If the husband isn't giving you a legitimate reason to grab up the kids and run for it and if he treats you well and with respect, it is YOUR DUTY as a woman and mother to stand by him through the poor times and weather them till the good ones return, not play horse changer in mid-stream.
Remember, you may not be as good as you THINK you are at choosing men the next time...Your ex MIGHT have been a stroke of luck you'll NEVER live to repeat!
. . .but when you luck out and land one (like mine) who is "broken-in" and treats you and the children like gold, you don't go tossing him back, sticking a knife in him, and twisting it every chance you get just to be a bitch.
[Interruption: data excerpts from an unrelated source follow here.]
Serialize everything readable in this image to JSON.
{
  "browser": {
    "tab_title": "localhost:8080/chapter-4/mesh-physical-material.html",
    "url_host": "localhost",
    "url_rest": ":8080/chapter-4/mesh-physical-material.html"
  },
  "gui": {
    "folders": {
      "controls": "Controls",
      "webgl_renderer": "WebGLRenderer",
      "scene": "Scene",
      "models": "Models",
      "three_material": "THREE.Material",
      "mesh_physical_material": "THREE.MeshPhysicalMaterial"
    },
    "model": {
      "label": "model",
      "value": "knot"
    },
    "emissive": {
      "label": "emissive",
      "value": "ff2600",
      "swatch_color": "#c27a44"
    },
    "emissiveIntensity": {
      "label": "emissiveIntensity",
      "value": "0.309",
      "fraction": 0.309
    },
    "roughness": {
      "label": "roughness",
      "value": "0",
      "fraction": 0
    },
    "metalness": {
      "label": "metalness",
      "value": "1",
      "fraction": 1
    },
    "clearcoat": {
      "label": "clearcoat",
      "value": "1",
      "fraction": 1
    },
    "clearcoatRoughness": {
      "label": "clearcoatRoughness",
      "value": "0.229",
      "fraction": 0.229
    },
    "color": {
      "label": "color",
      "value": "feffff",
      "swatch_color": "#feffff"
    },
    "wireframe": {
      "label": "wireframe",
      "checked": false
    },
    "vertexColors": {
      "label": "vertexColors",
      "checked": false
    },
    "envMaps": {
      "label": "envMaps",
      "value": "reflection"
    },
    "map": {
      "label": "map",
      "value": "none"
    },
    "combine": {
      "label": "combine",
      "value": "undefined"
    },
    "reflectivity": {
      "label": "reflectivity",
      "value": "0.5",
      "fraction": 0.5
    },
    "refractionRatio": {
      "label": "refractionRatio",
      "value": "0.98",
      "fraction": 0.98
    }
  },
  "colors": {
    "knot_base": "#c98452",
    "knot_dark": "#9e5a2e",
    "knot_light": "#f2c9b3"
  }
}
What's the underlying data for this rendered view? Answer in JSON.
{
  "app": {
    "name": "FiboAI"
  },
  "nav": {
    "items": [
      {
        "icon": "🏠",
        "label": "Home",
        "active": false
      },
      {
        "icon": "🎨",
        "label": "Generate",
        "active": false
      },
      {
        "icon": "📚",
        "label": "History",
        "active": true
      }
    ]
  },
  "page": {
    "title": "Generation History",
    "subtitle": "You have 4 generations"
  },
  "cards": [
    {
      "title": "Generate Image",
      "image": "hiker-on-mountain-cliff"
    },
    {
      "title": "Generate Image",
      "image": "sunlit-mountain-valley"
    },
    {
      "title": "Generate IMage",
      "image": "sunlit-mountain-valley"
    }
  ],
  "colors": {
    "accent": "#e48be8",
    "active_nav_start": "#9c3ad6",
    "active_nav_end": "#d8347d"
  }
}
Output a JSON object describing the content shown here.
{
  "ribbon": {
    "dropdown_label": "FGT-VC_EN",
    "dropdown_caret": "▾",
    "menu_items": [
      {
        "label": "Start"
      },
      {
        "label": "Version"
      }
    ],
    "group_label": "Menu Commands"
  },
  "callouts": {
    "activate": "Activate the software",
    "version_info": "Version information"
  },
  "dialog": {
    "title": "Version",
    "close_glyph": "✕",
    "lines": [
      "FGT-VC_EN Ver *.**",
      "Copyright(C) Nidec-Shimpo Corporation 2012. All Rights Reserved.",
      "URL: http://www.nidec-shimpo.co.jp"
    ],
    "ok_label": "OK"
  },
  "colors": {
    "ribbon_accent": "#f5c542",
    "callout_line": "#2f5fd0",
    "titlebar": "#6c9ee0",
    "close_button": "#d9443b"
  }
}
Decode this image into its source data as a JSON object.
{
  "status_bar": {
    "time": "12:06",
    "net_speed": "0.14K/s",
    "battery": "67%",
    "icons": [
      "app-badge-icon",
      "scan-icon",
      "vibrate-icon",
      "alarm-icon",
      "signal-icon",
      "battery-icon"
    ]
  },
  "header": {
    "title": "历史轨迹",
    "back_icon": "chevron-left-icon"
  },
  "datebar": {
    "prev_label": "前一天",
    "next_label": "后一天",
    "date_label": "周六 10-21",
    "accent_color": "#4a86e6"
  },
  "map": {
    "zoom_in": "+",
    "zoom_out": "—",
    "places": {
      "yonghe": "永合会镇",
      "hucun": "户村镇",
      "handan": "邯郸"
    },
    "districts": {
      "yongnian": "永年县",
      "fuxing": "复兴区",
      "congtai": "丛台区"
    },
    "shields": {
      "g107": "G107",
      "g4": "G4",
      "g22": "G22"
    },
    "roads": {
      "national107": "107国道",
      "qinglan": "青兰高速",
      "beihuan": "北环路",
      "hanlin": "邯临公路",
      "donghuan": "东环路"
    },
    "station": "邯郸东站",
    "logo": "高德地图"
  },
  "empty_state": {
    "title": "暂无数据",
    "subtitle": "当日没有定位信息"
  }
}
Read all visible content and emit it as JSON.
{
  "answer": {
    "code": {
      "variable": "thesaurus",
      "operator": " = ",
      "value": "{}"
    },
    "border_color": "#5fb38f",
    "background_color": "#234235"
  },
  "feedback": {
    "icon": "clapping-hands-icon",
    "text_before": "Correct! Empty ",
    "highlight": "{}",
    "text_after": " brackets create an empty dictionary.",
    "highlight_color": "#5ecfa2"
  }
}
What if he treats you and your children (his also, presumably) merely like silver?
If the husband isn't giving you a legitimate reason to grab up the kids and run for it and if he treats you well and with respect. . .
Who gets to make that judgement call, and does it override the lifetime commitment vowed during marriage?
No fault divorce has seduced some women to overlook this quality when things get a little tough in a marriage as they always do.
That's exactly how I feel about my wife. She doesn't have a vindictive bone in her body and I am lucky to have found her. So many of my friends and family members were not so lucky and it has costed them enormously. My wife's mother is a different story however. She has been divorced and is always looking for a man with money to latch on to. A truly miserable person and if my wife ever decided to leave me, she would be in her glory and would happily connive with her daughter to take me for evey penny.
Ever dated a 'bad boy'? Ever liked a 'bad boy'?
Answer yes, I am am over an out. First date, second, or whenever, I am over and out. If she lies and waits until later to fess up, I will leave her for lying and for liking 'bad boys'.
I sincerely believe that most divorces are initiated by the woman: she needs to "find herself", she "grew out of the relationship" or she's hanging out with too many other divorced women who sit around with their coffee and cigarettes and bitch and moan about the ex-SOB and what a great life they have now that they're away from him.
I have a WONDERFUL guy who treats me like a queen and is an awesome father to our children and I wouldn't give him up for anything. Thank God for marriage and I hope that there are still some men out there who haven't been kicked in the teeth so many times that they completely despise women. Marriage can be terrific when you're with the right person and you have the same outlook on life and you really love each other and are committed no matter what comes down the pike during your time together.
It's a real shame that marriage has been twisted so badly.
You're right.
Carolyn
Amen! Amen!
But, although the courts do seem to be stacked against the men, the blame cuts both ways. There are many lazy, immature women out there who put their stupid feelings ahead of the well-being of their children. Also, there are many immature men who marry for looks instead of searching for a woman of character. Often, people put more effort into deciding on what kind of car to buy than they invest in picking a mate.
Until our culture re-establishes marriage as a sacred commitment between a man and a woman that is to be preserved and nurtured, we are in a heap of trouble. And the biggest losers are not men or women but the children caught in the middle.
What you said.
I thank God every day that I didn't marry either of the guys I was engaged to when I was young (19 for the first, 21 for the second).
I also thank Him several times a day for sending me Xena's Guy. XG is the reason, I think, that God didn't let me marry either of those two losers . . . He knew there was someone better for me out there!